La location non è tra le più comode da raggiungere, un problema che condivide con la stessa università, ma nulla di insormontabile: nel mio caso ho preso la macchina da Borghesiana, ho recuperato il “Marione Nazionale” alla fermata della metro Torre Angela e da lì ci siamo diretti verso la sede di Creativity. Buona notizia: in zona il parcheggio non è un problema.
All’arrivo siamo stati accolti da uno staff davvero gentile, che ha perfino finto stupore quando ho raccontato, con un pizzico d’orgoglio da “boomerone”, di aver visto il primo Ghostbusters al cinema negli anni ’80, un film che ancora oggi resta inciso nella mia memoria.
GhostBreakout
C’è un’emergenza nel quartiere generale dei Ghosbusters a Manhattan. L’unità di contenimento è gravemente danneggiata e tu ed I tuoi amici siete stati chiamati ad aiutare il dottor Venkman a riportare sotto controllo la situazione. Avete solamente un’ora prima che un’orda di fantasmi si liberi e si riversi su New York.
La stanza colpisce subito per la sua scenografia moderna e curata nei dettagli. Gli effetti speciali, le luci e l’ambientazione richiamano alla perfezione l’atmosfera dell’indimenticabile film degli anni ’80.
Chiunque abbia amato Ghostbusters non potrà non sorridere davanti ai numerosi riferimenti e citazioni disseminati nella stanza: ogni oggetto, ogni suono, ogni gadget contribuisce a far sentire davvero “parte del team”.

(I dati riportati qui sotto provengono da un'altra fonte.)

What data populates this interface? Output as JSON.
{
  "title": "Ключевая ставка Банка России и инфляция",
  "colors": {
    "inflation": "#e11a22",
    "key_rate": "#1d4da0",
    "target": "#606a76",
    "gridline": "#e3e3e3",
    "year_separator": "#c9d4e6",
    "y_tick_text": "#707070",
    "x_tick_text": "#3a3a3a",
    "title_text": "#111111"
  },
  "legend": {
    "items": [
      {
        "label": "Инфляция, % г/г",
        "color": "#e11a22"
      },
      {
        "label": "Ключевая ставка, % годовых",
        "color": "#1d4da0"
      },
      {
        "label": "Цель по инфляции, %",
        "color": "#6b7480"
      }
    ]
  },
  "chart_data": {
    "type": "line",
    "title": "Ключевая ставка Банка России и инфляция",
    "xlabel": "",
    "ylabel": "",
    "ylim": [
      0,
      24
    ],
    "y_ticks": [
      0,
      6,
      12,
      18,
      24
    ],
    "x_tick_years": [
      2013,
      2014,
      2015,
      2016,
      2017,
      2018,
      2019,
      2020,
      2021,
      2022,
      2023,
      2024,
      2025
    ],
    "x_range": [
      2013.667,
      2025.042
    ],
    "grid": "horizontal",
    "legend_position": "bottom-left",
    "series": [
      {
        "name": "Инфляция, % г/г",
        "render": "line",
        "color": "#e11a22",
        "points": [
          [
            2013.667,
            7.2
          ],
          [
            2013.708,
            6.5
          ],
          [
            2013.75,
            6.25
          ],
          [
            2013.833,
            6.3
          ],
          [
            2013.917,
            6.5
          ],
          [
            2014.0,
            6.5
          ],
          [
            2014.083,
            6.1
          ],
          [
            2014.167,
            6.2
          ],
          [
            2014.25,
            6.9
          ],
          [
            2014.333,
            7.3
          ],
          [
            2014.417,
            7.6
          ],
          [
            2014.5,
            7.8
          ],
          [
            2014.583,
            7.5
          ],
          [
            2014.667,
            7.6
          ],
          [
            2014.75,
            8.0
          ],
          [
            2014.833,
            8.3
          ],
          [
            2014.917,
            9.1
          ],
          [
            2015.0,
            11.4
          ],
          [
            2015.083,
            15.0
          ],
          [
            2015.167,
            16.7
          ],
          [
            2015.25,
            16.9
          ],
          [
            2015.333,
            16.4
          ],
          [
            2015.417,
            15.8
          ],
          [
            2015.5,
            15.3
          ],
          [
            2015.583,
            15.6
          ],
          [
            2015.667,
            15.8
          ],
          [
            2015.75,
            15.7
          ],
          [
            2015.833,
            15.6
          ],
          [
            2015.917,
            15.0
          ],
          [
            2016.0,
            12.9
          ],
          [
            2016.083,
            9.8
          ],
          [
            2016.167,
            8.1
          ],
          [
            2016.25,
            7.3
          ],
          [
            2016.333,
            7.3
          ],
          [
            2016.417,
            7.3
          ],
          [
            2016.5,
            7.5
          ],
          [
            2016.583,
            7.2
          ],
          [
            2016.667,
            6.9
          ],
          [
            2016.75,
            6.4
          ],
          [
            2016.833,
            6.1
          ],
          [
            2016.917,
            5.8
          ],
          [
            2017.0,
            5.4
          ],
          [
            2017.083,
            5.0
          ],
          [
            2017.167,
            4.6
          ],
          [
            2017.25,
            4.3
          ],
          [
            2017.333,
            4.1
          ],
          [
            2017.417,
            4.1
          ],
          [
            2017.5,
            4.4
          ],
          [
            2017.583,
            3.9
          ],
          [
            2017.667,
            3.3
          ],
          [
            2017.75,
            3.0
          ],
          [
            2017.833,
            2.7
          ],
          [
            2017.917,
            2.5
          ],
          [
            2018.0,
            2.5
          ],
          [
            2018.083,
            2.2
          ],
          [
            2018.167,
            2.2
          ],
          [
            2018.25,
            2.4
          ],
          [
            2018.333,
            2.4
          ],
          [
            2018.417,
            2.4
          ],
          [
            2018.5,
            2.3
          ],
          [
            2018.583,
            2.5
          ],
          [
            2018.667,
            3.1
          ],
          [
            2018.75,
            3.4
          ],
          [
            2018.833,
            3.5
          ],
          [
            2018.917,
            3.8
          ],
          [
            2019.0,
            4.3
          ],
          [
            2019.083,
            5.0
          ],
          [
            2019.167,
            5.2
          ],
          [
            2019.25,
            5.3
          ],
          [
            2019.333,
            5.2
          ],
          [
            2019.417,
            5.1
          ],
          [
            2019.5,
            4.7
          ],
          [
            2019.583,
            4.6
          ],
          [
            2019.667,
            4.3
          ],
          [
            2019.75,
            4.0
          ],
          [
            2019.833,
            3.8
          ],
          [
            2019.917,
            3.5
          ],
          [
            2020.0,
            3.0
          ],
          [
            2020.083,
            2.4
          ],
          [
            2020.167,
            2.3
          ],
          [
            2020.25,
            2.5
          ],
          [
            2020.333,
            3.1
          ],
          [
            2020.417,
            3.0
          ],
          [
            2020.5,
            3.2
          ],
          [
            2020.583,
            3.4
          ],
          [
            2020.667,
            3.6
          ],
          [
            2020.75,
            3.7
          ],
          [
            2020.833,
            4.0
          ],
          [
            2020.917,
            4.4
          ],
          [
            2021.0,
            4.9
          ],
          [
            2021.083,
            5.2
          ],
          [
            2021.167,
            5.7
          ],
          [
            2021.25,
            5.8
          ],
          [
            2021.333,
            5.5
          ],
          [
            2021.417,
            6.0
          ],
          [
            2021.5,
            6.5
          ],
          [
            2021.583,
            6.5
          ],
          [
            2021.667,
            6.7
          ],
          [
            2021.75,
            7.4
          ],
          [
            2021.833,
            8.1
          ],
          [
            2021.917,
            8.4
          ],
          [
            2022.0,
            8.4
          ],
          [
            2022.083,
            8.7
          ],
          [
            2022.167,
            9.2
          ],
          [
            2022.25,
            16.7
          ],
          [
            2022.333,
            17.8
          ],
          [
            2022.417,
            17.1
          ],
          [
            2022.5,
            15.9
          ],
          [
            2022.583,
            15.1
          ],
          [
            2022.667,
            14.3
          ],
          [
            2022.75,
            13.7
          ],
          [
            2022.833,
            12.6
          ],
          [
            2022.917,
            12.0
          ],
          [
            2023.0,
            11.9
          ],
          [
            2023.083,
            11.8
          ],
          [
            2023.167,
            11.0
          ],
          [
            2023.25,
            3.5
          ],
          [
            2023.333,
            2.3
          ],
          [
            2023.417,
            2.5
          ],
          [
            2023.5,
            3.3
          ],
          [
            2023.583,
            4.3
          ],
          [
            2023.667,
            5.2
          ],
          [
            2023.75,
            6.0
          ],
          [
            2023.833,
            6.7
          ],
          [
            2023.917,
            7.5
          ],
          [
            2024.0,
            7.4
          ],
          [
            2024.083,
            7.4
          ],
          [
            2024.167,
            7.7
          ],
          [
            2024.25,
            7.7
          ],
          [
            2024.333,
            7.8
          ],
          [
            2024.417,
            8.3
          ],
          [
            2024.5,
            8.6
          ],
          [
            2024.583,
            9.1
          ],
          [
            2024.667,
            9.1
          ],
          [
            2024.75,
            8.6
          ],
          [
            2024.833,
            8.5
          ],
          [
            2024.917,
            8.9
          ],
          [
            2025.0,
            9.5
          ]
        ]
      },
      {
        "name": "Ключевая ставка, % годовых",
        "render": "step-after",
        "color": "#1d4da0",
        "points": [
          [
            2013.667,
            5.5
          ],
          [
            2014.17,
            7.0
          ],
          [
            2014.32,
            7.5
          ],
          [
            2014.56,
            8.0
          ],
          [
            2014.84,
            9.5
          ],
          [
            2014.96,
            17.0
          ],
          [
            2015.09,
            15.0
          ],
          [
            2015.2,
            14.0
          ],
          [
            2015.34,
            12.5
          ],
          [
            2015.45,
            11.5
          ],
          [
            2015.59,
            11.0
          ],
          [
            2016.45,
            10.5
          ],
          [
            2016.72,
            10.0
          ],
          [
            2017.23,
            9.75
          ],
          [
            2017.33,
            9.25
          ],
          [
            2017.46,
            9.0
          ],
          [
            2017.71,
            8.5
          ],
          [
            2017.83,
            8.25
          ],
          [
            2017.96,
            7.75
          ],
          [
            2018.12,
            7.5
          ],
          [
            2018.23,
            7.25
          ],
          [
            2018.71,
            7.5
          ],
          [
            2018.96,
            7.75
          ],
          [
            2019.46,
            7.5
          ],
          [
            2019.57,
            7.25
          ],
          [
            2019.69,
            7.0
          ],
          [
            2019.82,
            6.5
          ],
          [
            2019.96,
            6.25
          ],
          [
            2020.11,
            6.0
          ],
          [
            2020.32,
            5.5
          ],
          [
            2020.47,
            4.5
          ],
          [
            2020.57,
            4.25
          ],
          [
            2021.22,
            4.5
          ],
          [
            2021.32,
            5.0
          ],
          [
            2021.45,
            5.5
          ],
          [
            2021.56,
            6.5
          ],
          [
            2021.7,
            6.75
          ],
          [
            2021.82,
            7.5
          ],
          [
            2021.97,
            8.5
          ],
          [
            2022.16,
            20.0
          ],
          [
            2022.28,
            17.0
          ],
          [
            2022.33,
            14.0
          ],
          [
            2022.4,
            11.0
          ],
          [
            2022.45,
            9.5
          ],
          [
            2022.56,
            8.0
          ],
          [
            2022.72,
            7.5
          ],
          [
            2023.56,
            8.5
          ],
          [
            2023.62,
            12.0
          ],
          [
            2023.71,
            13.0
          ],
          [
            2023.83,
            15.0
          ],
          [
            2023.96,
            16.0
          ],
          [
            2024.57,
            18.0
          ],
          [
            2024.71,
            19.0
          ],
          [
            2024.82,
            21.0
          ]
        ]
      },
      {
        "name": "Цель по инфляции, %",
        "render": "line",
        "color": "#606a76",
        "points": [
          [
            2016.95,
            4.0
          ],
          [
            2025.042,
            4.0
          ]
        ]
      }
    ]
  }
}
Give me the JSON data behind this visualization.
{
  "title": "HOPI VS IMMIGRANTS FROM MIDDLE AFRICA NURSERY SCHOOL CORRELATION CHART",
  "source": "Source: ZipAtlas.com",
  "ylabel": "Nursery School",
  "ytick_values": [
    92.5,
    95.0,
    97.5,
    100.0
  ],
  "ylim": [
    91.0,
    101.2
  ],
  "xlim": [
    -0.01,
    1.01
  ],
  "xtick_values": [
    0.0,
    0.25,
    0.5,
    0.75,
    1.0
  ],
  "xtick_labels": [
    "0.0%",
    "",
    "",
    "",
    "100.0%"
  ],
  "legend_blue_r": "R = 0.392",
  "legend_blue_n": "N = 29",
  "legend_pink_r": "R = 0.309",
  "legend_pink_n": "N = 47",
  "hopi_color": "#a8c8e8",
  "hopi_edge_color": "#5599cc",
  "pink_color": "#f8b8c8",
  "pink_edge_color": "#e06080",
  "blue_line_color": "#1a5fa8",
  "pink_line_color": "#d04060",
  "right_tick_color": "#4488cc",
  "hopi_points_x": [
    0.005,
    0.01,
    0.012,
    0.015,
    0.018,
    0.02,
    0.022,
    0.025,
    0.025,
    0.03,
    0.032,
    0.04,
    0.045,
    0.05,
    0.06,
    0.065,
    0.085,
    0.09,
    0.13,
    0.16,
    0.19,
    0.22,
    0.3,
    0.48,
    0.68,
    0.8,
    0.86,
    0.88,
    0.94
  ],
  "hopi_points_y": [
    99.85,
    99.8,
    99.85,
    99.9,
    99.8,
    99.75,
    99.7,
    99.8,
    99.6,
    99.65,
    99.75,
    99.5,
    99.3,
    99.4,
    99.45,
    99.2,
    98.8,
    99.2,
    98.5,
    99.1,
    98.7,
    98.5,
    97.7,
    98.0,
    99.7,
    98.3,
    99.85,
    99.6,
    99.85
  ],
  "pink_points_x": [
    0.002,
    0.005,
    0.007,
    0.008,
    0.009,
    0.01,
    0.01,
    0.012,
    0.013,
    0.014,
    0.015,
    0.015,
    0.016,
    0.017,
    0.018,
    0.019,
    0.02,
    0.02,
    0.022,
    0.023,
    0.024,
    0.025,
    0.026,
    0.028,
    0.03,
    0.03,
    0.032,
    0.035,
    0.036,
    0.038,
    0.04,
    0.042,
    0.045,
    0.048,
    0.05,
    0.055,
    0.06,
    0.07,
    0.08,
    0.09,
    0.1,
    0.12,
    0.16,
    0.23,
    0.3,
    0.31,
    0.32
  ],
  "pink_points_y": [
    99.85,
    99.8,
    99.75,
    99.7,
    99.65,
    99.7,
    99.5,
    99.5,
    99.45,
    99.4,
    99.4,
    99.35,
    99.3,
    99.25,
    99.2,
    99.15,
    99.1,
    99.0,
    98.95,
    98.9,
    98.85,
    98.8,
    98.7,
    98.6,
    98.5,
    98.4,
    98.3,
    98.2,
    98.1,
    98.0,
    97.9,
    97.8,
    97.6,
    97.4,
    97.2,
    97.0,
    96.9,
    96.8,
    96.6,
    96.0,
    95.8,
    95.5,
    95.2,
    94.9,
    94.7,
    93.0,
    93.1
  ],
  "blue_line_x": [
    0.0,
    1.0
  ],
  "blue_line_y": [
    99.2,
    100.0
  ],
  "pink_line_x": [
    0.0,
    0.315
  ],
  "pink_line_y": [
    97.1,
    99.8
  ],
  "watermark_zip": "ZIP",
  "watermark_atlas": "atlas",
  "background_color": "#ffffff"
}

Il vero protagonista della scenografia è una riproduzione a grandezza naturale della Ecto-1, la leggendaria auto dei Ghostbusters, a metà tra un’ambulanza e un carro funebre, che domina la scena e regala un autentico colpo d’occhio.
Il punto di forza della stanza sta proprio nella ricchezza dell’oggettistica e dei gadget, talmente realistici da sembrare provenienti da un sito di movie collectibles.
Gli enigmi, pur inseriti in uno spazio non grandissimo, sono ben congegnati e coerenti con la trama.
Dal punto di vista delle debolezze c’è da segnalare le dimensioni un pò ridotte della stanza,
Che è comunque compatta e densa di elementi significativi, dove nulla è lasciato al caso: ogni dettaglio ha uno scopo preciso.
Anche gli enigmi in tal senso si sono rivelati molto godibili, ed in tema con l’avventura, in particolare la capacità di osservazione risulta essere premiata.
Tutto sommato una stanza con un tema inedito a Roma, affrontato con molta originalità.
Giudizio finale
Nel complesso, una stanza dal tema inedito a Roma, realizzata con passione e grande originalità. Anche Samuele, alla sua prima esperienza, si è divertito ad armeggiare con l’armamentario da Ghostbusters, sempre evitando di incrociare I flussi. Sicuramente la stanza ha meritato il viaggio fino a Tor Vergata e la consiglio a boomeroni appassionati degli anni ’80, ma anche a chi cerca una escape room ben bilanciata, immersiva e ricca di momenti “cinematografici”.
Per il dopo escape non c’erano molto alternative disponibili per il sabato pomeriggio, ma comunque nella stesso blocco ci sono ristoranti e bar, e ci siamo accomodati in uno di quest’ultimi per goderci un aperitivo.